Germany's Sabine Lisicki admits winning the Wimbledon final against Marion Bartoli on Saturday would be the perfect way to cap her remarkable recovery from a devastating injury that threatened to ruin her career.
When Lisicki walks onto Centre Court for her first Grand Slam final this weekend it will be both the culmination of a childhood dream and also a fitting end to a tale of redemption that started three years ago.
The 23-year-old German's joyful celebration at the conclusion of Thursday's dramatic 6-4, 2-6, 9-7 win over Polish fourth seed Agnieszka Radwanska was a far cry from the dark days of 2010 when she was on crutches for months after sustaining a serious left ankle injury at Indian Wells.

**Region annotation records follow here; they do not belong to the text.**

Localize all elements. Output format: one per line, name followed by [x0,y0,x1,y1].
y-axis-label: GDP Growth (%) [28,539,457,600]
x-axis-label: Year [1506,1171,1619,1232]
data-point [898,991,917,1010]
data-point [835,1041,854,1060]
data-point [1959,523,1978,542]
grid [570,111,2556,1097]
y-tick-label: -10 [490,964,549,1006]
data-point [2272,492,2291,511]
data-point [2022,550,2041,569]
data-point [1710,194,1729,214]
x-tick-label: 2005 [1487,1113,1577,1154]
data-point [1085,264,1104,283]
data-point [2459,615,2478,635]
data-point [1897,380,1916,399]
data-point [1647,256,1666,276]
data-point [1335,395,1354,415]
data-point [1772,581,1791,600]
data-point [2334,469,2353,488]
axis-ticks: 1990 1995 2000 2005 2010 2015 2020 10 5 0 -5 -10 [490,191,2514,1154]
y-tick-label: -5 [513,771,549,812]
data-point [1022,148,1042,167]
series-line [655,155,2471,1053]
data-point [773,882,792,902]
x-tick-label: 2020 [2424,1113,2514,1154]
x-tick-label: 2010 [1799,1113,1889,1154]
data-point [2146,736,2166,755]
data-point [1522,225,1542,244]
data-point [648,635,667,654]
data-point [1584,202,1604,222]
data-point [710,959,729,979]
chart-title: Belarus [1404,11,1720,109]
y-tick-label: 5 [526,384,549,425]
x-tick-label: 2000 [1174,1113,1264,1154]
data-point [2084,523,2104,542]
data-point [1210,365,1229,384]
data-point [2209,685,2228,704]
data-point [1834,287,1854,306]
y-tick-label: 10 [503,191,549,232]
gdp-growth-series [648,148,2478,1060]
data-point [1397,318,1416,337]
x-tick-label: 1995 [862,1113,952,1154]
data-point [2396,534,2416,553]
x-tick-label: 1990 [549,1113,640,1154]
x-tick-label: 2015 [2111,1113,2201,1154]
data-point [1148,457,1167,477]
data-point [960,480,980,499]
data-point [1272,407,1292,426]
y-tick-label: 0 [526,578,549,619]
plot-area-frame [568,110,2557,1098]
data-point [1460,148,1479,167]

Unable to walk and with her promising career in the balance, Lisicki was at a crossroad. But she refused to bow to suggestions that it might be better to leave tennis. And after five months of rehabilitation, she was finally able to return to action.
By the end of 2010 her ranking had slipped from 23 to 179 and in March 2011, she was down at 218. But later that year she reached the Wimbledon semi-finals as a wildcard and hasn't looked back since.
Beating French 15th seed Bartoli in a battle of two players both looking for their first Grand Slam title would be the icing on the cake. Victory this weekend would make Lisicki Germany's first champion at a major since Graf’s 1999 French Open win.
History favours Lisicki, who has won three of her four meetings with Bartoli. But Bartoli, famous for her bizarre on-court mannerisms, swept into her second Wimbledon final with a 6-1, 6-2 demolition of Belgium's Kirsten Flipkens.
"If you compare the speed of my shots, the way I'm moving, I'm just doing everything better than six years ago," she said.